![]() |
"Solo due cose sono infinite: l’universo e la stupidità umana, e non sono sicuro della prima." (Albert Einstein, cit., p. 117)
"Forse questo mondo è l’inferno di un altro pianeta." (Aldous Huxley, p. 179)
Mi sono sempre chiesto: ma chi va in giro a costruire quadrati sull’ipotenusa? (Walter Valdi)
Come è difficile parlare della luna! E’ così scema la luna.
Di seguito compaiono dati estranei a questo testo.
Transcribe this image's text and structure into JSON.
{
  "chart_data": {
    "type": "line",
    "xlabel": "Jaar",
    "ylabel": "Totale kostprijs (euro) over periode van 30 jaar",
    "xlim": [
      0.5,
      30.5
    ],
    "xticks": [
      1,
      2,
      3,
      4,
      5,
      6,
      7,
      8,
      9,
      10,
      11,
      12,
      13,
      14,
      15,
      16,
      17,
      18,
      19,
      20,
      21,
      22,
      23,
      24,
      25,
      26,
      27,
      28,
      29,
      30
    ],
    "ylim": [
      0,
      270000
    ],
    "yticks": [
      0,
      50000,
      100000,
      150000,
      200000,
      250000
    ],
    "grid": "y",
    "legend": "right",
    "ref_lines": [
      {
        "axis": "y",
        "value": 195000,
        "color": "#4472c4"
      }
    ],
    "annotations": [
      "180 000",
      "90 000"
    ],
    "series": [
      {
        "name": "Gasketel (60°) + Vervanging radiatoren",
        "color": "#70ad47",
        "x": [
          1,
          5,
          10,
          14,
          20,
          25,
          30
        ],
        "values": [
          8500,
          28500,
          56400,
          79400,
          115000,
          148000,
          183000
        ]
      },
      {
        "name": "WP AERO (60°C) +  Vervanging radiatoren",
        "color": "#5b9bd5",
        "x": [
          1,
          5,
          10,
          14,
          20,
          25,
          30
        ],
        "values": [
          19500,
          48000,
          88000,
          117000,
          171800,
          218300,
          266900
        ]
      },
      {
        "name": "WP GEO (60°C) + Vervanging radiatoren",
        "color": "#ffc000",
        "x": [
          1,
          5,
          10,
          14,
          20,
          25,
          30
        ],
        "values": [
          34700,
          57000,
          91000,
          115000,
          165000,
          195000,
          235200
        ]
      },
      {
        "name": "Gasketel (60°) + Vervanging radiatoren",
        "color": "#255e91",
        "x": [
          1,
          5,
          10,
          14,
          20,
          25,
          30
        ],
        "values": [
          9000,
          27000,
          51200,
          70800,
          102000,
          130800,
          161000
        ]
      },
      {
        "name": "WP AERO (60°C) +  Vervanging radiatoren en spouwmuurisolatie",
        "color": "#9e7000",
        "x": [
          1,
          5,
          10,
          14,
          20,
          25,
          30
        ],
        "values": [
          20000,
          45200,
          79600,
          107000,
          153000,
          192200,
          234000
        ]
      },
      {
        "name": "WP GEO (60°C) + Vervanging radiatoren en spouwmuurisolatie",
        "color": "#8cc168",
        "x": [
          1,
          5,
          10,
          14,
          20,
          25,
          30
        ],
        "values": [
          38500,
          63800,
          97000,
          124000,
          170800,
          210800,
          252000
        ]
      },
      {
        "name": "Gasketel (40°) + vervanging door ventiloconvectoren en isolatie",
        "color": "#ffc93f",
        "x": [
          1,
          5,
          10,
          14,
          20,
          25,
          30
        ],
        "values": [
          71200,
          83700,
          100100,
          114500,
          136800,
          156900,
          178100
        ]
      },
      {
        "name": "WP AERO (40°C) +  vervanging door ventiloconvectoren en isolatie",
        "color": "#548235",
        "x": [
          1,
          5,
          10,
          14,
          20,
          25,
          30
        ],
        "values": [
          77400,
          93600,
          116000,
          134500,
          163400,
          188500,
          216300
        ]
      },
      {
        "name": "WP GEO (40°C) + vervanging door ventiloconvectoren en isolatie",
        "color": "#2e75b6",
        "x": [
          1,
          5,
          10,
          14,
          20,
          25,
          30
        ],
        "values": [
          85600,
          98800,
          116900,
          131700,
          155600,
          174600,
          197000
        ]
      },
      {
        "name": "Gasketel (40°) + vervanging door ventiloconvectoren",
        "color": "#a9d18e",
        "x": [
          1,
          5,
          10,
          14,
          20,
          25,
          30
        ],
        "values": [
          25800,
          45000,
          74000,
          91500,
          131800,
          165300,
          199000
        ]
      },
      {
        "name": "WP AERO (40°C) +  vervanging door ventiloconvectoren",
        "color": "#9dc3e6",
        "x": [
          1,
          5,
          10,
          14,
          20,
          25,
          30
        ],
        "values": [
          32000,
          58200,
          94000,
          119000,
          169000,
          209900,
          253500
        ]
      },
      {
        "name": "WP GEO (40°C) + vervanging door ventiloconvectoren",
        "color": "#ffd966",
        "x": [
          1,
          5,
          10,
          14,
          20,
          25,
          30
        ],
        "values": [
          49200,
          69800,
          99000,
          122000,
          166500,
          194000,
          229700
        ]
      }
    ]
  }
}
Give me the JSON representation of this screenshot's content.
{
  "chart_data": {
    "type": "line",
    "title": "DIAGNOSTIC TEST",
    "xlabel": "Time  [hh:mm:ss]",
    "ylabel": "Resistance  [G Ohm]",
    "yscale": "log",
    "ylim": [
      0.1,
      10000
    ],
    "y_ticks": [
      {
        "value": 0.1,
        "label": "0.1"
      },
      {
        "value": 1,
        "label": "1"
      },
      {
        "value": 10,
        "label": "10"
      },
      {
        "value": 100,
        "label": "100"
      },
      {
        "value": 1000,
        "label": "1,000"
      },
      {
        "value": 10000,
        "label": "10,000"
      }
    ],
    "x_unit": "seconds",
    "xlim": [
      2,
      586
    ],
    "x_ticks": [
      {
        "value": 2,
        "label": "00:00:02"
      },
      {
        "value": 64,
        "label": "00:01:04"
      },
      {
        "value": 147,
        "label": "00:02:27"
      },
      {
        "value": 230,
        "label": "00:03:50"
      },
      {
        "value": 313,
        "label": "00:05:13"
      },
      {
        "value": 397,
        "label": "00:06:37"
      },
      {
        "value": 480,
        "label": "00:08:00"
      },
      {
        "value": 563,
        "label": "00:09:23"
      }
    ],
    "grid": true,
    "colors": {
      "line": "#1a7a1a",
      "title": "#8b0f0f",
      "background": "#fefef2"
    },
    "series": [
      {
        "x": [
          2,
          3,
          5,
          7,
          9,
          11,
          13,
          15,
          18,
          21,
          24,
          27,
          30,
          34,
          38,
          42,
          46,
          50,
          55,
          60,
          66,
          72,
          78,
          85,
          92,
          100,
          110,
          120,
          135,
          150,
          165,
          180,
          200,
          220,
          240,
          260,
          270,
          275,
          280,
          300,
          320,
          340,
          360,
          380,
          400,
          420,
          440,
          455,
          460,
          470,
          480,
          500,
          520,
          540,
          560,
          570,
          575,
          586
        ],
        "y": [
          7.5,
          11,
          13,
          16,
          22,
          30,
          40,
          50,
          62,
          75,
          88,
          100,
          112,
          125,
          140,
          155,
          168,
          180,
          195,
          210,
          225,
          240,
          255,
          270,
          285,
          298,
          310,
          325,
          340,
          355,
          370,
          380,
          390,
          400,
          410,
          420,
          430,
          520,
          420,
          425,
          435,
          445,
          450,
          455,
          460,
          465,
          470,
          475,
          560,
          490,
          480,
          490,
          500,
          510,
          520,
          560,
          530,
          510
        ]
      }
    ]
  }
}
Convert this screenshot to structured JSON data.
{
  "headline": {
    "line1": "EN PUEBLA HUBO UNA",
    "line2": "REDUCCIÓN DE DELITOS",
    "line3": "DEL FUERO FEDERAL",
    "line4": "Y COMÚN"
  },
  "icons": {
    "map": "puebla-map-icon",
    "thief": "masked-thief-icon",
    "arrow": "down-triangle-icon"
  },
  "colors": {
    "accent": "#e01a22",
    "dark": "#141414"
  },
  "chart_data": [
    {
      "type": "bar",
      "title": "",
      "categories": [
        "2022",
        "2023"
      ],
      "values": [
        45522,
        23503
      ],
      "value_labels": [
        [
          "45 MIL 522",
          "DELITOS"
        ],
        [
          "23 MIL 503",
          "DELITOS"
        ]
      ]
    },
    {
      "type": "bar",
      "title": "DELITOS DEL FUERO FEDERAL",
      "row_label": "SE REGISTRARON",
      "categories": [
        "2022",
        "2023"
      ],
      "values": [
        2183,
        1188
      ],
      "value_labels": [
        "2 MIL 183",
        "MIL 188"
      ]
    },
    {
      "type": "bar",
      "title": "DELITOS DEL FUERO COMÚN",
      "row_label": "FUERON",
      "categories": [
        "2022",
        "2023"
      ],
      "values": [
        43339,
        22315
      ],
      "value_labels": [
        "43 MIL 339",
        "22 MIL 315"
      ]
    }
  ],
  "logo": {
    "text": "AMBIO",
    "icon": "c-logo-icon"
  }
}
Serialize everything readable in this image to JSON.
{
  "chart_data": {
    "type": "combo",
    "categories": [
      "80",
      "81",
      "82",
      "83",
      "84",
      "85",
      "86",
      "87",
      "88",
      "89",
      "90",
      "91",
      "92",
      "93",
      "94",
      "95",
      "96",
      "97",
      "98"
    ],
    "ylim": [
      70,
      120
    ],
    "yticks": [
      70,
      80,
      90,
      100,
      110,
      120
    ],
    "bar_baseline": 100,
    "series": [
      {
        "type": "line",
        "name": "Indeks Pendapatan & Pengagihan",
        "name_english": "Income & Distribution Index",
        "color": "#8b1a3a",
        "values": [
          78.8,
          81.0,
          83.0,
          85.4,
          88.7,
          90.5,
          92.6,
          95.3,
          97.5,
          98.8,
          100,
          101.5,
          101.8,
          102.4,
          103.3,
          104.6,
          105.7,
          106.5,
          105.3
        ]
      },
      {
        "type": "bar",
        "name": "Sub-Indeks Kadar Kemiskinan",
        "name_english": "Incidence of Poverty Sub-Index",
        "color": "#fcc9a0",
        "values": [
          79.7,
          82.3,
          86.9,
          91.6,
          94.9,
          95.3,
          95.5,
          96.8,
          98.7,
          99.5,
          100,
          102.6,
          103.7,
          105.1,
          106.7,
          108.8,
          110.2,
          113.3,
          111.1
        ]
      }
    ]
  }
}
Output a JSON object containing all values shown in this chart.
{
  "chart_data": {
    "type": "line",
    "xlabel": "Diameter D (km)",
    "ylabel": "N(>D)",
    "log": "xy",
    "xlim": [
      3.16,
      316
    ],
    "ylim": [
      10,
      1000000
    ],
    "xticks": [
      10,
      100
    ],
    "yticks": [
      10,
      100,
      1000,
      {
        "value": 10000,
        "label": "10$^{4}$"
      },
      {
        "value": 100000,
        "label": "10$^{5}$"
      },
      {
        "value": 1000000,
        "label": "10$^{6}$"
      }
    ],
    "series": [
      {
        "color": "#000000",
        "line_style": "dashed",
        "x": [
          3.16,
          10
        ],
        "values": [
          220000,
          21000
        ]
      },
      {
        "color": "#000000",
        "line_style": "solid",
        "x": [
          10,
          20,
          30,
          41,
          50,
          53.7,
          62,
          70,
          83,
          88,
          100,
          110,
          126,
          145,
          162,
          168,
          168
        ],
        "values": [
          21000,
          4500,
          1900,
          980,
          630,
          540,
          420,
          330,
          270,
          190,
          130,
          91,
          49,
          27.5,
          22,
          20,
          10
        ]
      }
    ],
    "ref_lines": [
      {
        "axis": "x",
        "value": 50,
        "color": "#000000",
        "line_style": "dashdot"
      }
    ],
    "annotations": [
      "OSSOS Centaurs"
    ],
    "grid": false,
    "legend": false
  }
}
Dev’essere proprio il culo quello che ci fa sempre vedere. (Samuel Beckett)
Per la notte di San Lorenzo, la notte delle stelle cadenti, io metto la macchina in garage. (Rocco Barbaro)
La prova più evidente che esistono altre forme di vita intelligenti nell’universo è che nessuna di esse ha mai provato a contattarci. (Bill Watterson)
Guardando le stelle ricordiamo che ci sono cose che sfuggiranno sempre alla nostra comprensione, e che ogni giorno che passa ci da l’opportunità di capire qualcosa di più. (Sarah Ban Breathnach)
Stare al mondo può essere caro, ma c’è incluso nel prezzo un viaggio attorno al sole gratis ogni anno! (Ashleigh Brilliant)
Alla fine dell’anno scolastico 1997-98, nell’ambito del progetto di educazione ambientale "Giardino Armonico", in un fine settimana di maggio a Torre Astura, con alcuni alunni interessati e le loro famiglie, Luca Mingarelli della Casa Laboratorio di Cenci - gruppo astronomia - mce, abbiamo fatto esperienza di orientamento con i cerchi indù, di osservazione del cielo, del mappamondo parallelo; abbiamo seguito il sole con canne di altezza diversa conficcate al suolo, preparato l’acqua profumata con erbe aromatiche...
Ciò ci ha permesso di incentrare la terza annualità del Giardino Armonico, per l’anno seguente, sul rapporto tra macro e microcosmo. Il cielo in terra: abbiamo trasposto sull’isola, sotto forma di aiole fiorite, il fenomeno celeste dell’allineamento di Saturno, Giove, Venere.
Per questa esperienza cfr. la rubrica "Scuola".
Tante e diverse sono le immagini che mi affollano mente e cuore quando penso a questa carissima e vecchia amica, un vero vulcano di interessi e attività culturali, profonda, stimolante.
A Tor Caldara, con la luna a rafforzare il bianco delle zolfatare, col naso in su, a scrutare la volta indaco del cielo estivo, stregati dalla bellezza estesa dello Scorpione, con Vega allo zenit...
Sul terrazzo di casa mia, quando ancora non c’era l’illuminazione stradale, con la candela da giardino a illuminare debolmente la porta-finestra, mentre la sua voce lenta, profonda, con quella musicalità evocativa propria delle campane eoliche, andava raccontando il mito dell’Orsa, attrice esperta...
E’ stato attraverso Marina che io, negata totale assoluta in matematica, mi sono potuta accostare all’astronomia, dove ho trovato legittimazione ai miei tempi.
Grazie ancora, Marina!

Mi piace pensare ad una corrispondenza tra macro e microcosmo, che astri e pianeti, nel loro incessante movimento, danzando esprimano la loro poetica musicalità. Mi piace alzare gli occhi al cielo e osservarne i cambiamenti lenti.
Quando da una città come Roma mi sono trasferita nella campagna di Nettuno, dalla luce sono passata al buio. Senza elettricità intorno, nei lunghi inverni, il mio punto di riferimento è stato il cielo: la sua luce anche di notte una scoperta rassicurante.
Ho apprezzato molto che non un artista bensì un’astrofisica, Fiorella Terenzi, abbia pubblicato un libro "La musica delle stelle"(Sperling & Kupfer, 1998), con CD allegato, contenente la traduzione in suono delle radiazioni provenienti dalle galassie. L’ho letto e ascoltato volentieri.
A Marina Tutino, mia grande e vecchia amica, con la quale ho condiviso l’amore per le discipline olistiche - yoga e reiki sopra a tutte - devo l’avermi introdotta, con grazia e gentilezza, nel mondo dell’astronomia, della Casa Laboratorio di Cenci, nel Movimento di Cooperazione Educativa (MCE).